Die Tages­schau schreibt:

„In zwei der Fälle, bei denen die Gut­achter ein Fehl­ver­halten des dama­ligen Münchner Erz­bi­schofs sehen, sei es um Kle­riker gegangen, denen mehrere begangene und auch von staat­lichen Gerichten attes­tierte Miss­brauchstaten vor­zu­werfen seien. Beide Priester seien in der Seel­sorge tätig geblieben, kir­chen­rechtlich sei nichts unter­nommen worden. Ein Interesse an den Miss­brauchs­opfern sei bei Ratz­inger ‚nicht erkennbar‘ gewesen. In einem wei­teren Fall soll ein Priester aus dem Ausland in den Dienst des Erz­bistums über­nommen worden sein, obwohl er im Ausland ein­schlägig ver­ur­teilt worden war. Aus den Akten gehe hervor, dass Ratz­inger von der Vor­ge­schichte des Priesters gewusst habe.“

Aber nicht nur der spätere Papst legte eine sehr legere Haltung im Umgang mit Kin­der­schändern in den eigenen Reihen an den Tag. Auch dem Münchner Erz­bi­schof Kar­dinal Reinhard Marx warfen die Gut­achter Fehl­ver­halten im Umgang mit zwei Ver­dachts­fällen von sexu­ellem Miss­brauch vor. Auch Ratz­ingers direktem Nach­folger als Münchner Erz­bi­schof, Kar­dinal Friedrich Wetter, wirft das Gut­achten Fehl­ver­halten in 21 Fällen vor.
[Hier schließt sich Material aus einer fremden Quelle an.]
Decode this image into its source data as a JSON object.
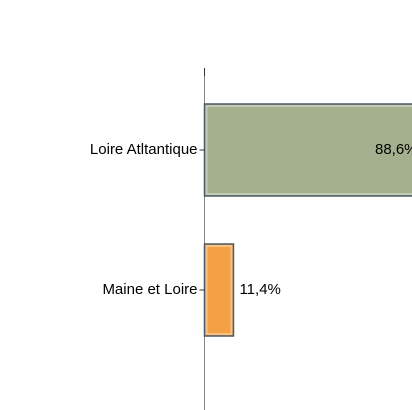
{
  "chart_data": {
    "type": "barh",
    "categories": [
      "Loire Atltantique",
      "Maine et Loire"
    ],
    "values": [
      88.6,
      11.4
    ],
    "value_labels": [
      "88,6%",
      "11,4%"
    ],
    "colors": [
      "#a4b08e",
      "#f4a145"
    ]
  }
}
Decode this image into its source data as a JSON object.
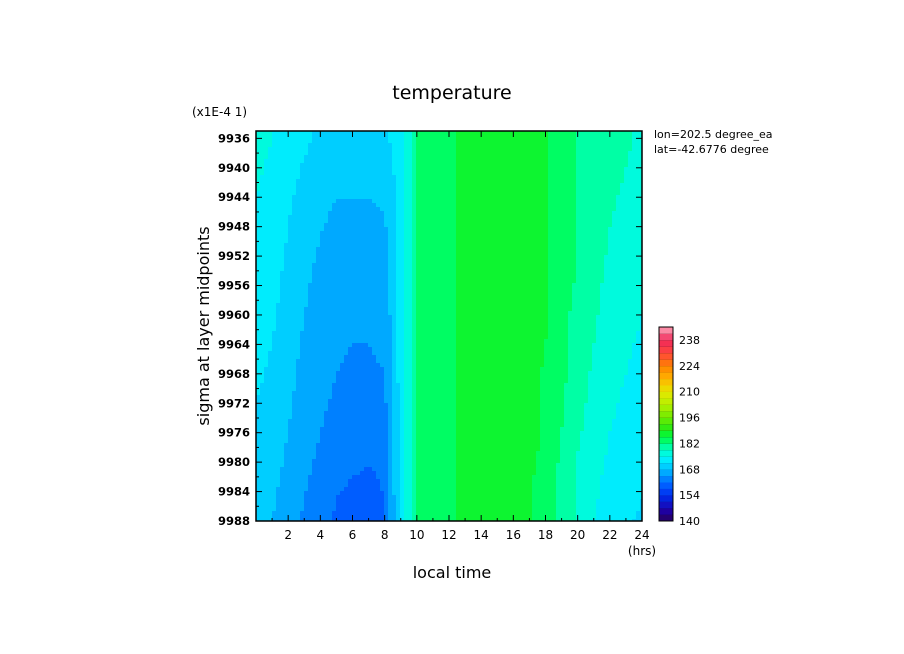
{
  "chart_data": {
    "type": "heatmap",
    "title": "temperature",
    "xlabel": "local time",
    "x_unit": "(hrs)",
    "ylabel": "sigma at layer midpoints",
    "y_scale_note": "(x1E-4 1)",
    "annotations": [
      "lon=202.5 degree_ea",
      "lat=-42.6776 degree"
    ],
    "xlim": [
      0,
      24
    ],
    "ylim": [
      9988,
      9935
    ],
    "x_ticks": [
      2,
      4,
      6,
      8,
      10,
      12,
      14,
      16,
      18,
      20,
      22,
      24
    ],
    "x_tick_labels": [
      "2",
      "4",
      "6",
      "8",
      "10",
      "12",
      "14",
      "16",
      "18",
      "20",
      "22",
      "24"
    ],
    "y_ticks": [
      9936,
      9940,
      9944,
      9948,
      9952,
      9956,
      9960,
      9964,
      9968,
      9972,
      9976,
      9980,
      9984,
      9988
    ],
    "y_tick_labels": [
      "9936",
      "9940",
      "9944",
      "9948",
      "9952",
      "9956",
      "9960",
      "9964",
      "9968",
      "9972",
      "9976",
      "9980",
      "9984",
      "9988"
    ],
    "colorbar": {
      "min": 140,
      "max": 245,
      "step": 3.5,
      "tick_values": [
        140,
        154,
        168,
        182,
        196,
        210,
        224,
        238
      ],
      "tick_labels": [
        "140",
        "154",
        "168",
        "182",
        "196",
        "210",
        "224",
        "238"
      ]
    },
    "x": [
      0,
      1,
      2,
      3,
      4,
      5,
      6,
      7,
      8,
      9,
      10,
      11,
      12,
      13,
      14,
      15,
      16,
      17,
      18,
      19,
      20,
      21,
      22,
      23,
      24
    ],
    "y": [
      9936,
      9944,
      9952,
      9960,
      9968,
      9976,
      9982,
      9988
    ],
    "z": [
      [
        176,
        175,
        173,
        172,
        171,
        170.5,
        170.5,
        170.5,
        171,
        173,
        182,
        184,
        185,
        186,
        187,
        188,
        188,
        187,
        186,
        184,
        182,
        181,
        180,
        179,
        178
      ],
      [
        175,
        174,
        172,
        170.5,
        169,
        168,
        168,
        168,
        168.5,
        173,
        182,
        184,
        185,
        186,
        187,
        188,
        188,
        187,
        186,
        184,
        182,
        181,
        179,
        178,
        177
      ],
      [
        174,
        173,
        171,
        169,
        167.5,
        166.5,
        166,
        166,
        166.5,
        173,
        182,
        184,
        185,
        186,
        187,
        188,
        188,
        187,
        186,
        184,
        182,
        180,
        178,
        177,
        176
      ],
      [
        173,
        172,
        170,
        168,
        166.5,
        165.5,
        165,
        165,
        165.5,
        173,
        182,
        184,
        185,
        186,
        187,
        188,
        188,
        187,
        186,
        183,
        181,
        179,
        177,
        176,
        175
      ],
      [
        172,
        171,
        169,
        167,
        165.5,
        164.5,
        164,
        164,
        164.5,
        173,
        182,
        184,
        185,
        186,
        187,
        188,
        188,
        187,
        185,
        183,
        180,
        178,
        176,
        175,
        174
      ],
      [
        171,
        170,
        168,
        166,
        164.5,
        163.5,
        163,
        162.5,
        163,
        173,
        182,
        184,
        185,
        186,
        187,
        188,
        188,
        187,
        185,
        182,
        179,
        177,
        175,
        174,
        173
      ],
      [
        170,
        169,
        167,
        165,
        163.5,
        161.5,
        161,
        160.5,
        161.5,
        173,
        182,
        184,
        185,
        186,
        187,
        188,
        188,
        186,
        184,
        181,
        178,
        176,
        174,
        173,
        172
      ],
      [
        169,
        168,
        166,
        164,
        162.5,
        160.5,
        160,
        159.5,
        160.5,
        173,
        182,
        184,
        185,
        186,
        187,
        188,
        188,
        186,
        184,
        181,
        178,
        175,
        173,
        172,
        171
      ]
    ]
  }
}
Dass die Aus­tritte wohl stark mit den Miss­brauchs­ver­brechen durch Geist­liche zusam­men­hängen, zeigt sich durch die Aus­tritts­wellen in den weiter zurück­lie­genden Jahren:

Im Sep­tember 2018 hatten die Bischöfe die Studie ver­öf­fent­licht, in der das Ausmaß sexu­ellen Miss­brauchs zwi­schen 1946 bis 2014 unter­sucht wurde. Darin fanden sich Hin­weise auf bun­desweit 3.677 Betroffene sexu­eller Über­griffe durch katho­lische Geist­liche. Schon Ende 2018 hatten die Aus­tritts­zahlen dar­aufhin deutlich zuge­nommen, wie Stich­proben zeigten.“ 

Die Kirchen werden sich kaum davon erholen. Einmal ver­spieltes Ver­trauen lässt sich besonders in diesem Fall nicht wie­der­her­stellen. Zum einen, weil das einzige „Ver­kaufs­modell“ – oder neu­deutsch: ihr „Unique Selling Point“ einzig und allein das Prinzip einer hohen Moral ist, das Ideal, ein got­tes­fürch­tiges, mög­lichst sün­den­reines Leben zu führen, Gottes zehn Gebote zu befolgen und seinen Nächsten, also seine Mit­men­schen, so zu lieben, wie sich selbst. Das wird ständig von der Kanzel gepredigt. Wenn aber die­je­nigen, die diese Lehren auf die Köpfe ihrer Schäflein her­nieder regnen lassen, selbst üble Ver­brecher sind, fähig und willens zu den nied­rigsten Taten … dann ist damit auch die ganze Insti­tution obsolet.